El sombrero pidió la escena.
Y yo se la di.
El maestro llegó, miró la obra y dijo lo que tenía que decir.
Elogio:
—La textura espatulada de la piedra está buena.
Crítica:
—Los verdes del fondo y del frente deben ser distintos.
Yo:
—Sí, lo sé…
(pero el acrílico se seca muy rápido, el aire libre no perdona, y no tuve tiempo para mezclar gamas.)
No me excusé más.
El maestro remató:
—Haga gama de colores.
—Sí, señor —respondí.
Humildad y aprendizaje: también eso es pintura.
El cuadro del sombrero no nació inocente.
Aunque en ese momento yo intentaba no cargar la historia de la señora, ni la rabia por la muerte injusta, ni la ironía del fútbol, ni la frialdad del celador… todo entró en la obra.
El país entra aunque uno no lo invite.
Lo que empezó siendo un ejercicio de luz, sombra y espátula, terminó convertiéndose en una crítica silenciosa:
un sombrero blanco que observa un paisaje donde las EPS dejan morir gente joven, donde la salud es negocio, donde la vida vale menos que un trámite.

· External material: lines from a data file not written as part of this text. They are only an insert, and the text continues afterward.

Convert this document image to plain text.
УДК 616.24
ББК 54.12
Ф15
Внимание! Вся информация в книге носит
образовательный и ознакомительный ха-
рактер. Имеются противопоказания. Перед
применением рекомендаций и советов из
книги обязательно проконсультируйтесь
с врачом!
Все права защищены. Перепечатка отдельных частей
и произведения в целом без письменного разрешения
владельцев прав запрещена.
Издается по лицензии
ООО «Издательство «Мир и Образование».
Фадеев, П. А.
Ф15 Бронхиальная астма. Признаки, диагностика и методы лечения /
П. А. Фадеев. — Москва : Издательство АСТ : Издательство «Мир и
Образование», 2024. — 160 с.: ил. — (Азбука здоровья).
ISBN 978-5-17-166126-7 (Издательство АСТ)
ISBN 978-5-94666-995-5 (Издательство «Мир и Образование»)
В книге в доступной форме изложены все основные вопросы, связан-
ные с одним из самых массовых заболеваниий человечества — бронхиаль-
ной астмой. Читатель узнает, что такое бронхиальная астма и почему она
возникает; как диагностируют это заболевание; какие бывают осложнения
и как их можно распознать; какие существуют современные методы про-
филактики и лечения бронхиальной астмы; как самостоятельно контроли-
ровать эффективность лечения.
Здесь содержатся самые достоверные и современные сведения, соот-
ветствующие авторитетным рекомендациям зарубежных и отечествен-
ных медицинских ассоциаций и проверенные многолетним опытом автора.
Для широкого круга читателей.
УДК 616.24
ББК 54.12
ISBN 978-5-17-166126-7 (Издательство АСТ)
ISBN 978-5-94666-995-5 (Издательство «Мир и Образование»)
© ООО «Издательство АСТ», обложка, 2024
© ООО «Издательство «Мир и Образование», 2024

Y así, la obra encontró su verdad.
Ese día comprendí algo profundo:
El arte no se hace para huir del mundo, sino para revelar lo que el mundo calla.
En medio del caos de colores, la lucha con el acrílico, la elección intuitiva del sombrero y la espátula peleando con el Triplex… surgió una dualidad:
la belleza del acto creativo
y
la herida de una sociedad que se deja morir.
Solo quien ve ambas puede pintar desde la verdad.
Solo quien rompe el espejo descubre su semilla.